A delayed retail rollout and continued supply shortages just mean licensed producers will grow revenue slower than the market expects, leading to a fall in stock prices as expectations adjust.
Bottom Line: Rep. Earl Blumenauer, a Democrat from Oregon is filling a bill that would protect Canadians who admit to working in the cannabis industry from being detained or banned from entering the U.S. The bill won’t be considered until Congress returns in January but this bill will likely be closely watched by anyone employed in the cannabis industry.
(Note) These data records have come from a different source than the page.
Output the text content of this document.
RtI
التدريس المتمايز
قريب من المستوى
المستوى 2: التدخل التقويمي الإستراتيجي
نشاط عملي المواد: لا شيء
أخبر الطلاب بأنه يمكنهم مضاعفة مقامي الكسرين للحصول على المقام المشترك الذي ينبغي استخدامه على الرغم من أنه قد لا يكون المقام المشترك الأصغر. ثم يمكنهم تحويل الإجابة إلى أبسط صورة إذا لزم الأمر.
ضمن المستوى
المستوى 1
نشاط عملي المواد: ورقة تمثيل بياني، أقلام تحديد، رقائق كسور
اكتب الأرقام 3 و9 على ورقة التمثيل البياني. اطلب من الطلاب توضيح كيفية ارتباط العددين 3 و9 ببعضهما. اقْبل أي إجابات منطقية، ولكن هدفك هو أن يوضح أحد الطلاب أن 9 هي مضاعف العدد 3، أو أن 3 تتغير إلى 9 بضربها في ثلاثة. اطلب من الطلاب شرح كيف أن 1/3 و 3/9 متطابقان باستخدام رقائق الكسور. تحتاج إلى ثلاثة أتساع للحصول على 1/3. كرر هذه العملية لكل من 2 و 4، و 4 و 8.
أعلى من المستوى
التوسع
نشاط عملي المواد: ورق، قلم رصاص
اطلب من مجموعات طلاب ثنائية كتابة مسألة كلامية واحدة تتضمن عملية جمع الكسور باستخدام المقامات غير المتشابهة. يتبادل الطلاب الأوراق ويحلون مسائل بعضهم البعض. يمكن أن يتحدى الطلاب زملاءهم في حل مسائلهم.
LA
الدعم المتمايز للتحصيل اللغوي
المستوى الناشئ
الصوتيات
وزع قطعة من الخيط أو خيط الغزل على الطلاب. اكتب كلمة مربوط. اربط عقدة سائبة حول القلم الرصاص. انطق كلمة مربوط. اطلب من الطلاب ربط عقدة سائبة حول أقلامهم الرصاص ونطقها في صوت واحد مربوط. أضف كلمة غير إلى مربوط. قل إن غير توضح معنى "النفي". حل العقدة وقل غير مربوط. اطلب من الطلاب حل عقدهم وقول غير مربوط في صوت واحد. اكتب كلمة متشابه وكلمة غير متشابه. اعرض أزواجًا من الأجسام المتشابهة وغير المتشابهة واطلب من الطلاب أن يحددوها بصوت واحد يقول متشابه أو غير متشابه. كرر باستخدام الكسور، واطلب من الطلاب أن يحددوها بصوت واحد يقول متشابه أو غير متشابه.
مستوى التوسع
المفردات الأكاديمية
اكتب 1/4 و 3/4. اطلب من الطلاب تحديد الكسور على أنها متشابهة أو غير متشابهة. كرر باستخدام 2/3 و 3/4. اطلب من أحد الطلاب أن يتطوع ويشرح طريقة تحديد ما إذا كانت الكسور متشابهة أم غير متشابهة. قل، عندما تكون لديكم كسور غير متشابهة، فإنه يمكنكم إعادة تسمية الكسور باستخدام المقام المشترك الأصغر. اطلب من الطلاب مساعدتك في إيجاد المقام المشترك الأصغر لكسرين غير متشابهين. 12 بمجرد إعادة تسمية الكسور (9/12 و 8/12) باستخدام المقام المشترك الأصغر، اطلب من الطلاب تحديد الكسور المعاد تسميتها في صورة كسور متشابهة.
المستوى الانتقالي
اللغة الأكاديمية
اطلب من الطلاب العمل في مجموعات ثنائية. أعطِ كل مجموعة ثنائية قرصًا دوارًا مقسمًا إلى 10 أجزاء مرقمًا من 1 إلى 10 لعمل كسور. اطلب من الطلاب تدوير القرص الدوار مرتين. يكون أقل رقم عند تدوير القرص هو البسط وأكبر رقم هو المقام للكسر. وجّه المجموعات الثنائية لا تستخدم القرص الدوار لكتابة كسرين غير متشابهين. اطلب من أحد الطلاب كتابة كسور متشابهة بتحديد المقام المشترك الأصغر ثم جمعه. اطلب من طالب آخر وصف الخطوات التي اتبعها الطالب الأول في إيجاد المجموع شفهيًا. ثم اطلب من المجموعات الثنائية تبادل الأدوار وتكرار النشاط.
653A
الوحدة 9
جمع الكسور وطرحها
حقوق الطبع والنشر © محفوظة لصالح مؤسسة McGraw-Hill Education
Bottom Line: The decriminalization of hemp is great for consumers as they will have no problem finding CBD extracts in their local drug store very soon. However, for CBD producers they now have a lot more competition. Charlotte’s Web Holdings (CWEB) likely grows hemp for less than $0.10/g and sells it retail for $160-$133 per gram. This is too good to last.
A flood of new CBD companies are listing on U.S. exchanges and supply of hemp from farmers will put downward pressure on the selling price of hemp. Companies will need to grow their volumes faster than the price of hemp is falling or else revenue will flatline for some.
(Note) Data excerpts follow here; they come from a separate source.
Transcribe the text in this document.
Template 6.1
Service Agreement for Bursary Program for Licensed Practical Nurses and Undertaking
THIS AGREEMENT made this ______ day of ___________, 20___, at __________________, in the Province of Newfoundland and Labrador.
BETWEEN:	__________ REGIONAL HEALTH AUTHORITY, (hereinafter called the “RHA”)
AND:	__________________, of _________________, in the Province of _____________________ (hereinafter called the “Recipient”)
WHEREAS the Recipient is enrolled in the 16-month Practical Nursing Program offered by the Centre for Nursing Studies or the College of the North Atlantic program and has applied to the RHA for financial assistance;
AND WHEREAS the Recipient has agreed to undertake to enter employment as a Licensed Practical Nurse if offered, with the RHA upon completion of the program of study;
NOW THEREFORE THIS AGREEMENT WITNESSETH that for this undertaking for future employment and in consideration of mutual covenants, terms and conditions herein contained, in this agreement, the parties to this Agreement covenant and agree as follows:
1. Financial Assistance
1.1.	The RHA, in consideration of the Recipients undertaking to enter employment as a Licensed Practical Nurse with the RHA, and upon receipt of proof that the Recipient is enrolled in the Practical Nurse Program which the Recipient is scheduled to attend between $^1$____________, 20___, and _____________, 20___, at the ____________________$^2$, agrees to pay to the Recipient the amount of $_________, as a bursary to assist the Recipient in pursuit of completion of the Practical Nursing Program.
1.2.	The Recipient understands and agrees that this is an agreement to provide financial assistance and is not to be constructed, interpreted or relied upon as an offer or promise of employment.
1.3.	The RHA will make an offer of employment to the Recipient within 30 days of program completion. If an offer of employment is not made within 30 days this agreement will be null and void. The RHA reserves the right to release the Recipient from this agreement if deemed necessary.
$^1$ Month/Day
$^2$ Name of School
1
Bottom Line: According to this Bloomberg article, licensed producers such as Cronos and CannTrust think they can bring their production costs down lower by hiring contract farmers to grow for them instead of doing it themselves.
What those comments are telling us is small-scale outdoor grows can be lower cost than massive 1 million sq. ft. indoor greenhouses. If cannabis is eventually grown outdoors, those $50-$100 million dollar greenhouses will be obsolete. Producers will likely turn them into processing packaging and shipping centers.
Bottom Line: Well that was fast! Only a few weeks ago we talked about how cannabis exports from Israel were stuck behind all sorts of red tape. Now some government ministers are saying the export bill could be ready for final approval by year-end.
Cannabis exports from Israel will directly compete with Canadian exports in the European market. The longer Israeli exports are delayed the better for Canadian LP profitability.
Bottom Line: Higher regulatory costs for retail cannabis stores will discourage some entrepreneurs from going through the process of opening a store. High store opening costs will be passed on to consumers making legal prices higher than they would otherwise be.
The final result is that the consumer transition from the black market to the legal market will take longer than expected, impacting licensed producer sales growth and cannabis retail store profitability.
Weekly Marijuana Stock Performance
Global marijuana stocks were down another 3% this week and are now down 43% from the peak in October. U.S. stocks were down 1% less than Canadian stocks down 4%. Large-cap stocks outperformed mid-cap and small-cap.
Stocks should languish through year-end unless a transformational deal takes place between a licensed producer and a major consumer packaged goods company like Coca-Cola or Pepsi.
Sentiment is very negative with the slow rollout of cannabis sales in Canada and it will take better than expected financial results or M&A news to lift the market
From a fundamental perspective, until we have up to 3 months of data from the legal market in Canada, stocks may struggle to find a direction and will continue to be volatile.
With the Canadian market legalized we expect retail and wholesale price compression from a legal oversupply by the second half of 2019. Falling cannabis prices will pressure producer stocks later in 2019. After a shakeout, the remaining stocks will be better positioned as long-term buying opportunities.